Biedroń: jesteśmy w stanie wojny hybrydowej z Rosją i Białorusią (opis)
"Jesteśmy w stanie wojny hybrydowej z Federacją Rosyjską i Republiką Białorusi. Przykładów tego mamy bardzo wiele. W ostatnich dniach dostajemy kolejne przykłady, które powodują, że sytuacja w tym zakresie powinna być bardziej monitorowana i kontrolowana" - powiedział Biedroń podczas konferencji wyborczej Lewicy w ramach kampanii przed wyborami do Parlamentu Europejskiego.
Europoseł zwrócił uwagę na podpalenia i pożary, które miały miejsce w ostatnich dniach. "To staje się dziś niestety naszą codziennością. Budzi to wiele pytań, znaków zapytania, na które w trybie pilnym musimy znaleźć odpowiedzi.
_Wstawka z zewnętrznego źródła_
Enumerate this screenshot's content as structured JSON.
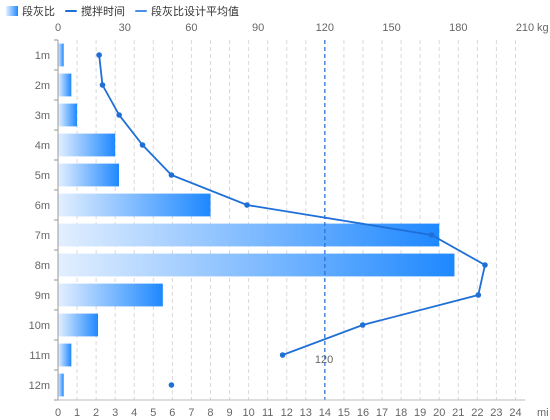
{
  "legend": {
    "bar_label": "段灰比",
    "line_label": "搅拌时间",
    "avg_label": "段灰比设计平均值"
  },
  "chart_data": {
    "type": "bar",
    "categories": [
      "1m",
      "2m",
      "3m",
      "4m",
      "5m",
      "6m",
      "7m",
      "8m",
      "9m",
      "10m",
      "11m",
      "12m"
    ],
    "series": [
      {
        "name": "段灰比",
        "type": "bar",
        "values": [
          0.3,
          0.7,
          1.0,
          3.0,
          3.2,
          8.0,
          20.0,
          20.8,
          5.5,
          2.1,
          0.7,
          0.3
        ]
      },
      {
        "name": "搅拌时间",
        "type": "line",
        "values": [
          18.5,
          20,
          27.5,
          38,
          51,
          85,
          168,
          192,
          189,
          137,
          101,
          null
        ]
      }
    ],
    "isolated_point": {
      "category": "12m",
      "value": 51
    },
    "avg_line": {
      "value": 120,
      "label": "120"
    },
    "x_top": {
      "ticks": [
        0,
        30,
        60,
        90,
        120,
        150,
        180,
        210
      ],
      "unit": "kg",
      "range": [
        0,
        210
      ]
    },
    "x_bottom": {
      "ticks": [
        0,
        1,
        2,
        3,
        4,
        5,
        6,
        7,
        8,
        9,
        10,
        11,
        12,
        13,
        14,
        15,
        16,
        17,
        18,
        19,
        20,
        21,
        22,
        23,
        24
      ],
      "unit": "mi",
      "range": [
        0,
        24.5
      ]
    },
    "colors": {
      "bar_start": "#e3efff",
      "bar_end": "#1e88ff",
      "line": "#1f6fd6",
      "avg": "#1f6fd6",
      "grid": "#d9d9d9",
      "text": "#666666"
    }
  }
}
Kiedy Putin straszył wojną, to od razu deklarował, że ta wojna rozpocznie się od tego typu sytuacji - od podpaleń, prowokacji, destabilizacji kraju" - podkreślił współprzewodniczący Nowej Lewicy.
Według niego, mamy obecnie do czynienia z pierwszymi przypadkami wybuchów pożarów, które "powinny być w trybie pilnym wyjaśniane". "Lewica zwraca się do ministra spraw wewnętrznych i administracji, nowego ministra, którego bardzo cenimy, o pilne wyjaśnienie tych incydentów. Tak, abyśmy jako społeczeństwo szybko otrzymali odpowiedź, dlaczego dochodzi do serii dość podejrzanych podpaleń" - wskazał Biedroń.
Dodał, że na to wszystko nakłada się sytuacja z b. sędzią Tomasz Sz., który "nagle ucieka z Polski, prosi o azyl w państwie wrogim". "Zachodzi podejrzenie, że pan sędzia Sz. uciekł, bo wiedział, że służby specjalne mogą mu już deptać po piętach" - stwierdził Biedroń. Zadeklarował, że Lewicy popiera pomysł powołania komisji specjalnej w strukturach rządowych.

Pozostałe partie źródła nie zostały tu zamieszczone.